An intelligent AMQP proxy with AMQP connection and channel pooling/reusing. Allows e.g. PHP clients to keep long lived connections to upstream servers, increasing publishing speed with a magnitude or more.
In the AMQP protocol, if you open a connection the client and the server has to exchange 7 TCP packages. If you then want to publish a message you have to open a channel which requires 2 more, and then to do the publish you need at least one more, and then to gracefully close the connection you need 4 more packages. In total 15 TCP packages, or 18 if you use AMQPS (TLS). For clients that can't for whatever reason keep long-lived connections to the server this has a considerable latency impact.
This proxy server, if run on the same machine as the client can save all that latency. When a connection is made to the proxy the proxy opens a connection to the upstream server, using the credentials the client provided. AMQP traffic is then forwarded between the client and the server but when the client disconnects the proxy intercepts the Channel Close command and instead keeps it open on the upstream server (if deemed safe). Next time a client connects (with the same credentials) the connection to the upstream server is reused so no TCP packages for opening and negotiating the AMQP connection or opening and waiting for the channel to be opened has to be made.

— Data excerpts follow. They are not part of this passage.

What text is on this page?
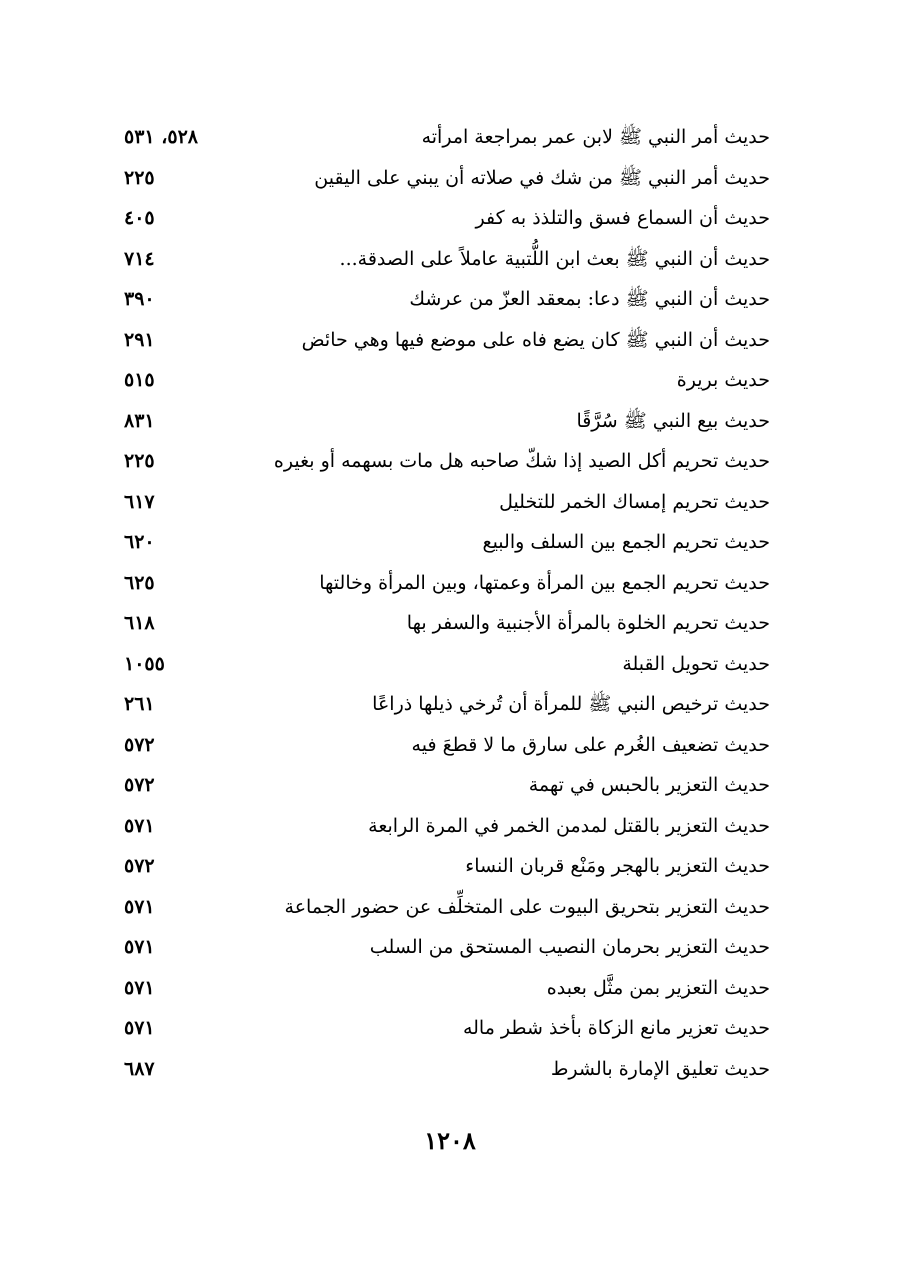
حديث أمر النبي ﷺ لابن عمر بمراجعة امرأته
٥٢٨، ٥٣١
حديث أمر النبي ﷺ من شك في صلاته أن يبني على اليقين
٢٢٥
حديث أن السماع فسق والتلذذ به كفر
٤٠٥
حديث أن النبي ﷺ بعث ابن اللُّتبية عاملاً على الصدقة...
٧١٤
حديث أن النبي ﷺ دعا: بمعقد العزّ من عرشك
٣٩٠
حديث أن النبي ﷺ كان يضع فاه على موضع فيها وهي حائض
٢٩١
حديث بريرة
٥١٥
حديث بيع النبي ﷺ سُرَّقًا
٨٣١
حديث تحريم أكل الصيد إذا شكّ صاحبه هل مات بسهمه أو بغيره
٢٢٥
حديث تحريم إمساك الخمر للتخليل
٦١٧
حديث تحريم الجمع بين السلف والبيع
٦٢٠
حديث تحريم الجمع بين المرأة وعمتها، وبين المرأة وخالتها
٦٢٥
حديث تحريم الخلوة بالمرأة الأجنبية والسفر بها
٦١٨
حديث تحويل القبلة
١٠٥٥
حديث ترخيص النبي ﷺ للمرأة أن تُرخي ذيلها ذراعًا
٢٦١
حديث تضعيف الغُرم على سارق ما لا قطعَ فيه
٥٧٢
حديث التعزير بالحبس في تهمة
٥٧٢
حديث التعزير بالقتل لمدمن الخمر في المرة الرابعة
٥٧١
حديث التعزير بالهجر ومَنْع قربان النساء
٥٧٢
حديث التعزير بتحريق البيوت على المتخلِّف عن حضور الجماعة
٥٧١
حديث التعزير بحرمان النصيب المستحق من السلب
٥٧١
حديث التعزير بمن مثَّل بعبده
٥٧١
حديث تعزير مانع الزكاة بأخذ شطر ماله
٥٧١
حديث تعليق الإمارة بالشرط
٦٨٧
١٢٠٨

Only "safe" channels are reused, that is channels where only Basic Publish or Basic Get (with no_ack) has occurred. Any channels who has subscribed to a queue will be closed when the client disconnects. However, the connection to the upstream AMQP server are always kept open and can be reused.
In our benchmarks publishing one message per connection to a server (using TLS) with a round-trip latency of 50ms, takes on avarage 0.01s using the proxy and 0.50s without.

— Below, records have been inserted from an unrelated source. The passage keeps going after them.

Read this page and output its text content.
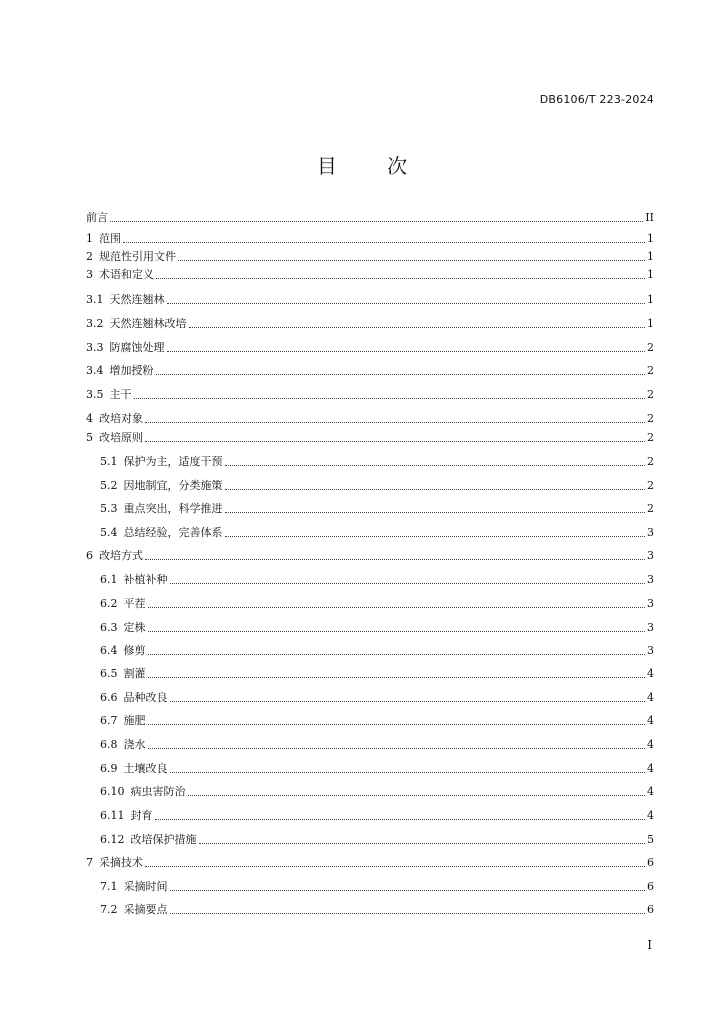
DB6106/T 223-2024
目 次
前言	II
1 范围	1
2 规范性引用文件	1
3 术语和定义	1
3.1 天然连翘林	1
3.2 天然连翘林改培	1
3.3 防腐蚀处理	2
3.4 增加授粉	2
3.5 主干	2
4 改培对象	2
5 改培原则	2
5.1 保护为主，适度干预	2
5.2 因地制宜，分类施策	2
5.3 重点突出，科学推进	2
5.4 总结经验，完善体系	3
6 改培方式	3
6.1 补植补种	3
6.2 平茬	3
6.3 定株	3
6.4 修剪	3
6.5 割灌	4
6.6 品种改良	4
6.7 施肥	4
6.8 浇水	4
6.9 土壤改良	4
6.10 病虫害防治	4
6.11 封育	4
6.12 改培保护措施	5
7 采摘技术	6
7.1 采摘时间	6
7.2 采摘要点	6
I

crystal build --release -o bin/amqproxy src/amqproxy.cr
cp bin/amqproxy /usr/bin
cp extras/amqproxy.service /etc/systemd/system/
systemctl enable amqproxy
systemctl start amqproxy
You probably want to modify /etc/systemd/system/amqproxy.service
and configure another upstream host.
Download deb-package or any of the tar.gz packages with compiled binaries from the Releases page.
Requirements OS X:
brew install [email protected] bdw-gc libevent
Requirements Linux: OpenSSL
bin/amqproxy -l LISTEN_ADDRESS -p LISTEN_PORT AMQP_URL
As an example:
bin/amqproxy -l 127.0.0.1 -p 5673 amqps://myserver.rmq.cloudamqp.com
Then from your AMQP client connect to localhost:5673, it will resuse connections made to the upstream. The AMQP_URL should only include protocol, hostname and port (only if non default, 5672 for AMQP and 5671 for AMQPS). Any username, password or vhost will be ignored, and it's up to the client to provide them.